In this article, Belgian Cardiologist Hans Van Brabandt and colleagues have had a go at catheter ablation for the treatment of Atrial Fibrillation. In this procedure, cardiologists introduce a wire into the femoral/groin vein and advance it up to the heart and through a puncture of the atrial septum (dividing wall), they advance the wire tip into the left atrium or receiving chamber. The tip of the wire is then used to heat and destroy tissue around the openings of the pulmonary veins (veins draining blood from the lungs into the heart.) The reason for doing this is that these openings are where the initial burst of electrical activity occurs in patients suffering from paroxysmal atrial fibrillation.   In this condition, patients experience a burst of electrical activity that makes the heart beat at a very fast and irregular rate. It is usually self terminating but causes very unpleasant palpitations. This condition frequently responds to drug treatment. In a few patients, the condition is resistant to the drugs. Other patients cannot take the drugs because of side effects. In these patients, catheter ablation is very effective at stopping the attacks and current guidelines advocate the use of this treatment in these 2 groups of patients.
The criticism of the authors in this article relates to the treatment of patients with persistent atrial fibrillation.  In these patients, the electrical disturbance in the receiving chambers of the heart is not paroxysmal or episodic but permanent. This causes the patients to have a permanently irregular heart beat. Most patients in this category are not aware of the abnormality in their heart. Treatments (drugs) can be given to either slow the irregular heart beat - so called rate control treatment or to coax the heart back into a normal regular heart rhythm - so called rhythm control.  Drugs are effective at the first (rate control) but not very good at the second (rhythm control). In addition rhythm control drugs tend to have some very unpleasant side - effects - hence the use of catheter ablation to acheive permanent rate control in patients with persistent atrial fibrillation.
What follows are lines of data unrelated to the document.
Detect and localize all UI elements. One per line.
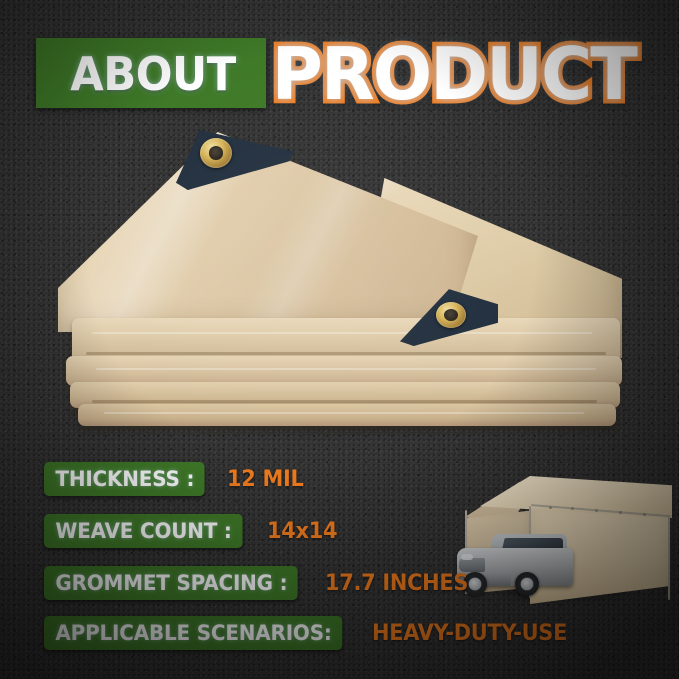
spec-label-grommet-spacing: GROMMET SPACING : xyxy=(44,566,298,600)
specification-list: THICKNESS : 12 MIL WEAVE COUNT : 14x14 G… xyxy=(0,455,679,655)
product-infographic: ABOUT PRODUCT TH xyxy=(0,0,679,679)
spec-row-weave-count: WEAVE COUNT : 14x14 xyxy=(44,513,341,549)
spec-row-grommet-spacing: GROMMET SPACING : 17.7 INCHES xyxy=(44,565,476,601)
spec-row-applicable-scenarios: APPLICABLE SCENARIOS: HEAVY-DUTY-USE xyxy=(44,615,577,651)
spec-value-applicable-scenarios: HEAVY-DUTY-USE xyxy=(372,621,567,646)
spec-label-weave-count: WEAVE COUNT : xyxy=(44,514,242,548)
tarp-product-photo xyxy=(0,100,679,460)
spec-value-thickness: 12 MIL xyxy=(227,467,304,492)
spec-value-weave-count: 14x14 xyxy=(267,519,337,544)
tarp-fold-layer-4 xyxy=(78,404,616,426)
tarp-fold-crease-3 xyxy=(96,368,596,370)
tarp-fold-crease-1 xyxy=(92,332,592,334)
tarp-fold-crease-5 xyxy=(104,412,584,414)
spec-label-applicable-scenarios: APPLICABLE SCENARIOS: xyxy=(44,616,342,650)
grommet-icon xyxy=(200,138,232,168)
header-title-about: ABOUT xyxy=(56,46,250,102)
header-title-product: PRODUCT xyxy=(272,28,636,120)
spec-row-thickness: THICKNESS : 12 MIL xyxy=(44,461,308,497)
tarp-fold-crease-4 xyxy=(92,400,597,403)
spec-value-grommet-spacing: 17.7 INCHES xyxy=(325,571,468,596)
grommet-icon xyxy=(436,302,466,328)
header: ABOUT PRODUCT xyxy=(0,26,679,118)
tarp-fold-crease-2 xyxy=(86,352,606,355)
spec-label-thickness: THICKNESS : xyxy=(44,462,205,496)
The main criticism Van Brabant et al make in this commentary is that the evidence suggests that in patients with persistent or permanent atrial fibrillation, rhythm control (regularizing the pulse) in atrial fibrillation carries very little or no advantages when compared to rate control (slowing the pulse).  A devastating complication of an irregular pulse in these patients is the formation of a clot in the left sided atrium (receiving chamber) that may embolise (or fly off) to the brain causing a stroke. This is the reason many patients in atrial fibrillation take anticoagulants or blood thinners. Rhythm control or regularizing the pulse with drugs or with catheter ablation should therefore carry a huge potential benefit of decreasing stroke risk - and yet  studies suggest these treatments do NOT decrease the risk  - so why do cardiologists continue to publish articles on the use of this expensive potentially harmful intervention to achieve no benefit?
As a cardiac surgeon, I have an interest in atrial fibrillation.  I operate on patients with severe coronary artery disease to carry out a bypass procedure or to replace or repair damaged heart valves in patients with heart valve disease.  As part of their heart condition, many of these patients have persistent atrial fibrillation.  Atrial fibrillation would often be the first manifestation of their other cardiac problem. What we have discovered over the years is that the atrial fibrillation very often persists despite the otherwise successful surgical treatment of the cardiac disorder. We also know that the long term survival of these patients is not as good as those without atrial fibrillation.  As described earlier, their stroke risk remain elevated.  Using additional often expensive devices, it is possible for a surgeon to carry out an atrial ablation at the time of the original heart operation. This undoubtedly improves the chance of the patient regaining a normal heart rhythm or pulse after surgery. Most studies suggest performing this additional procedure does not carry any additional risk. Yet, good evidence (from randomized control studies) of long term benefit i.e. improved survival or freedom from stroke is also glaringly absent. Current NICE guidelines suggest the use of these additional procedures in patients undergoing heart surgery who are having significant symptoms relating to the atrial fibrillation - symptoms which are often indistinguishable from those caused by the original cardiac problem.
 Ablation to treat atrial fibrillation at the time of so called concomitant cardiac surgery is now very common  - at a significant cost to commissioners of health care.  It seems extraordinary to think that in these financially straightened times, just as with catheter ablation, new expensive operative procedures  are being performed without the necessary evidence behind them - too much surgery indeed.